Trying several different brands before producing his own, he found that most shorts pads only had a cushioning time of about 20 minutes before they were almost completely gone, because they were made only of foam. Using his many years of experience in the textile industry, Jos created a special fabric in Nottingham, which he made into a figure eight, creating a suspension system. After two years of development, Jos and Vanessa took it to an Italian pad manufacturer and created their own custom pad for Megmeister’s new briefs. And of course, driven by the data, Jos tested the shorts again with the same pressure mapping technology and could clearly see that his pad had a much longer damping time compared to other options in the market
Protect the future
Jos and Vanessa’s mission for Megmeister was to make the best base layer in the world and although they have received the Adidas seal of approval and developed their range of cycling clothing into cycling jerseys, shorts and accessories, one thing has remained the same. his entire journey: sustainability.

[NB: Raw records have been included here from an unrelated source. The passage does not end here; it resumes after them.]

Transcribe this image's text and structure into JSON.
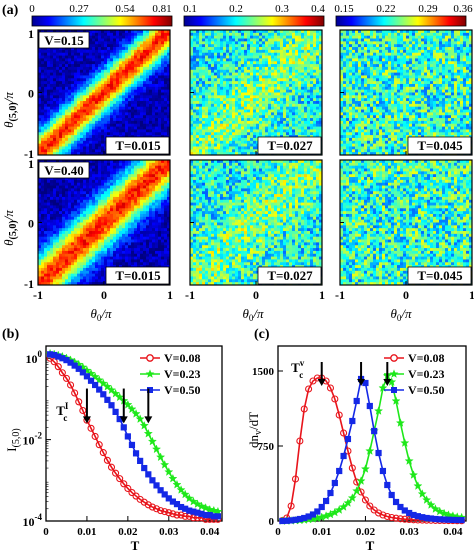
{
  "panel_labels": {
    "a": "(a)",
    "b": "(b)",
    "c": "(c)"
  },
  "heatmaps": {
    "colorbars": [
      {
        "ticks": [
          "0",
          "0.27",
          "0.54",
          "0.81"
        ],
        "min": 0,
        "max": 0.81
      },
      {
        "ticks": [
          "0.1",
          "0.2",
          "0.3",
          "0.4"
        ],
        "min": 0.1,
        "max": 0.4
      },
      {
        "ticks": [
          "0.15",
          "0.22",
          "0.29",
          "0.36"
        ],
        "min": 0.15,
        "max": 0.36
      }
    ],
    "row_labels": [
      "V=0.15",
      "V=0.40"
    ],
    "temps": [
      "T=0.015",
      "T=0.027",
      "T=0.045"
    ],
    "ylabel_main": "θ",
    "ylabel_sub": "(5,0)",
    "ylabel_tail": "/π",
    "xlabel": "θ0/π",
    "xlabel_main": "θ",
    "xlabel_sub": "0",
    "xlabel_tail": "/π",
    "xticks": [
      "-1",
      "0",
      "1"
    ],
    "yticks": [
      "1",
      "0",
      "-1"
    ]
  },
  "chart_data": [
    {
      "panel": "b",
      "type": "line",
      "xlabel": "T",
      "ylabel": "I(5,0)",
      "ylabel_main": "I",
      "ylabel_sub": "(5,0)",
      "yscale": "log",
      "xlim": [
        0,
        0.043
      ],
      "ylim": [
        0.0001,
        2
      ],
      "xticks": [
        "0",
        "0.01",
        "0.02",
        "0.03",
        "0.04"
      ],
      "yticks": [
        "10^0",
        "10^-2",
        "10^-4"
      ],
      "legend_position": "top-right",
      "annotation": "Tc^I",
      "annotation_main": "T",
      "annotation_sub": "c",
      "annotation_sup": "I",
      "arrows_at": [
        0.01,
        0.019,
        0.025
      ],
      "series": [
        {
          "name": "V=0.08",
          "color": "#e8141b",
          "marker": "circle",
          "x": [
            0.001,
            0.002,
            0.003,
            0.004,
            0.005,
            0.006,
            0.007,
            0.008,
            0.009,
            0.01,
            0.011,
            0.012,
            0.013,
            0.014,
            0.015,
            0.016,
            0.017,
            0.018,
            0.019,
            0.02,
            0.021,
            0.022,
            0.023,
            0.024,
            0.025,
            0.026,
            0.027,
            0.028,
            0.029,
            0.03,
            0.031,
            0.032,
            0.033,
            0.034,
            0.035,
            0.036,
            0.037,
            0.038,
            0.039,
            0.04,
            0.041,
            0.042
          ],
          "y": [
            1.0,
            0.82,
            0.62,
            0.44,
            0.32,
            0.22,
            0.14,
            0.085,
            0.052,
            0.03,
            0.019,
            0.012,
            0.0075,
            0.0048,
            0.0031,
            0.0021,
            0.0015,
            0.0011,
            0.00082,
            0.00063,
            0.0005,
            0.00041,
            0.00034,
            0.00029,
            0.00025,
            0.00022,
            0.0002,
            0.00018,
            0.00017,
            0.00016,
            0.00015,
            0.00014,
            0.00014,
            0.00013,
            0.00013,
            0.00012,
            0.00012,
            0.00012,
            0.00011,
            0.00011,
            0.00011,
            0.00011
          ]
        },
        {
          "name": "V=0.23",
          "color": "#1ee81a",
          "marker": "star",
          "x": [
            0.001,
            0.002,
            0.003,
            0.004,
            0.005,
            0.006,
            0.007,
            0.008,
            0.009,
            0.01,
            0.011,
            0.012,
            0.013,
            0.014,
            0.015,
            0.016,
            0.017,
            0.018,
            0.019,
            0.02,
            0.021,
            0.022,
            0.023,
            0.024,
            0.025,
            0.026,
            0.027,
            0.028,
            0.029,
            0.03,
            0.031,
            0.032,
            0.033,
            0.034,
            0.035,
            0.036,
            0.037,
            0.038,
            0.039,
            0.04,
            0.041,
            0.042
          ],
          "y": [
            1.3,
            1.25,
            1.18,
            1.1,
            1.0,
            0.9,
            0.8,
            0.7,
            0.6,
            0.5,
            0.42,
            0.35,
            0.29,
            0.24,
            0.2,
            0.165,
            0.135,
            0.11,
            0.09,
            0.072,
            0.056,
            0.043,
            0.032,
            0.022,
            0.014,
            0.009,
            0.0058,
            0.0037,
            0.0024,
            0.0016,
            0.0011,
            0.00078,
            0.00058,
            0.00045,
            0.00036,
            0.0003,
            0.00026,
            0.00023,
            0.00021,
            0.00019,
            0.00018,
            0.00017
          ]
        },
        {
          "name": "V=0.50",
          "color": "#1428e6",
          "marker": "square",
          "x": [
            0.001,
            0.002,
            0.003,
            0.004,
            0.005,
            0.006,
            0.007,
            0.008,
            0.009,
            0.01,
            0.011,
            0.012,
            0.013,
            0.014,
            0.015,
            0.016,
            0.017,
            0.018,
            0.019,
            0.02,
            0.021,
            0.022,
            0.023,
            0.024,
            0.025,
            0.026,
            0.027,
            0.028,
            0.029,
            0.03,
            0.031,
            0.032,
            0.033,
            0.034,
            0.035,
            0.036,
            0.037,
            0.038,
            0.039,
            0.04,
            0.041,
            0.042
          ],
          "y": [
            1.25,
            1.2,
            1.1,
            1.0,
            0.9,
            0.78,
            0.66,
            0.55,
            0.45,
            0.36,
            0.28,
            0.22,
            0.17,
            0.13,
            0.095,
            0.07,
            0.048,
            0.032,
            0.02,
            0.012,
            0.0074,
            0.0046,
            0.003,
            0.002,
            0.0014,
            0.001,
            0.00075,
            0.00057,
            0.00045,
            0.00036,
            0.0003,
            0.00026,
            0.00022,
            0.0002,
            0.00018,
            0.00017,
            0.00016,
            0.00015,
            0.00014,
            0.00014,
            0.00013,
            0.00013
          ]
        }
      ]
    },
    {
      "panel": "c",
      "type": "line",
      "xlabel": "T",
      "ylabel": "dnv/dT",
      "ylabel_main": "dn",
      "ylabel_sub": "v",
      "ylabel_tail": "/dT",
      "xlim": [
        0,
        0.043
      ],
      "ylim": [
        0,
        1750
      ],
      "xticks": [
        "0",
        "0.01",
        "0.02",
        "0.03",
        "0.04"
      ],
      "yticks": [
        "0",
        "750",
        "1500"
      ],
      "legend_position": "top-right",
      "annotation": "Tc^v",
      "annotation_main": "T",
      "annotation_sub": "c",
      "annotation_sup": "v",
      "arrows_at": [
        0.01,
        0.019,
        0.025
      ],
      "series": [
        {
          "name": "V=0.08",
          "color": "#e8141b",
          "marker": "circle",
          "x": [
            0.001,
            0.002,
            0.003,
            0.004,
            0.005,
            0.006,
            0.007,
            0.008,
            0.009,
            0.01,
            0.011,
            0.012,
            0.013,
            0.014,
            0.015,
            0.016,
            0.017,
            0.018,
            0.019,
            0.02,
            0.021,
            0.022,
            0.023,
            0.024,
            0.025,
            0.026,
            0.027,
            0.028,
            0.029,
            0.03,
            0.031,
            0.032,
            0.033,
            0.034,
            0.035,
            0.036,
            0.037,
            0.038,
            0.039,
            0.04,
            0.041,
            0.042
          ],
          "y": [
            5,
            30,
            150,
            420,
            800,
            1120,
            1320,
            1400,
            1430,
            1430,
            1400,
            1330,
            1220,
            1060,
            880,
            700,
            530,
            390,
            290,
            210,
            150,
            110,
            80,
            60,
            45,
            35,
            28,
            22,
            18,
            15,
            12,
            10,
            9,
            8,
            7,
            6,
            5,
            5,
            4,
            4,
            3,
            3
          ]
        },
        {
          "name": "V=0.23",
          "color": "#1ee81a",
          "marker": "star",
          "x": [
            0.001,
            0.002,
            0.003,
            0.004,
            0.005,
            0.006,
            0.007,
            0.008,
            0.009,
            0.01,
            0.011,
            0.012,
            0.013,
            0.014,
            0.015,
            0.016,
            0.017,
            0.018,
            0.019,
            0.02,
            0.021,
            0.022,
            0.023,
            0.024,
            0.025,
            0.026,
            0.027,
            0.028,
            0.029,
            0.03,
            0.031,
            0.032,
            0.033,
            0.034,
            0.035,
            0.036,
            0.037,
            0.038,
            0.039,
            0.04,
            0.041,
            0.042
          ],
          "y": [
            0,
            0,
            2,
            4,
            6,
            10,
            15,
            20,
            28,
            38,
            50,
            65,
            85,
            110,
            140,
            180,
            230,
            300,
            400,
            520,
            700,
            900,
            1100,
            1330,
            1450,
            1390,
            1200,
            980,
            780,
            600,
            460,
            350,
            270,
            210,
            160,
            120,
            95,
            75,
            60,
            50,
            40,
            35
          ]
        },
        {
          "name": "V=0.50",
          "color": "#1428e6",
          "marker": "square",
          "x": [
            0.001,
            0.002,
            0.003,
            0.004,
            0.005,
            0.006,
            0.007,
            0.008,
            0.009,
            0.01,
            0.011,
            0.012,
            0.013,
            0.014,
            0.015,
            0.016,
            0.017,
            0.018,
            0.019,
            0.02,
            0.021,
            0.022,
            0.023,
            0.024,
            0.025,
            0.026,
            0.027,
            0.028,
            0.029,
            0.03,
            0.031,
            0.032,
            0.033,
            0.034,
            0.035,
            0.036,
            0.037,
            0.038,
            0.039,
            0.04,
            0.041,
            0.042
          ],
          "y": [
            0,
            2,
            6,
            12,
            20,
            30,
            45,
            65,
            95,
            140,
            200,
            280,
            380,
            500,
            650,
            820,
            1000,
            1200,
            1420,
            1380,
            1150,
            900,
            680,
            500,
            360,
            260,
            190,
            140,
            105,
            80,
            60,
            48,
            38,
            30,
            25,
            20,
            17,
            15,
            13,
            11,
            10,
            9
          ]
        }
      ]
    }
  ]
}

Both Jos and Vanessa are strict about ensuring their products are as sustainable as possible. From their base layers being anti-bacterial so people can wear them for years to come, to their shirts made with their bespoke Nuyarn fabric, sustainability is inherent in everything Megmeister does. “We don’t do it because it’s trendy,” Jos said. “We do this because we’ve seen the negativity that can come from not taking care of our planet in the clothing industry.”
Vanessa echoes this, noting that they have three daughters who will grow up on the planet we are responsible for now, and they want future generations to be able to enjoy outdoor sports the way people do today, with a beautiful landscape and spectacular views. . But this will only be possible if people care about today’s world, and that means buying and manufacturing sustainably. That’s why Jos and Vanessa Ruiterman are dedicated to producing high performance, comfortable and stylish gear that will help the next generation, long into the future.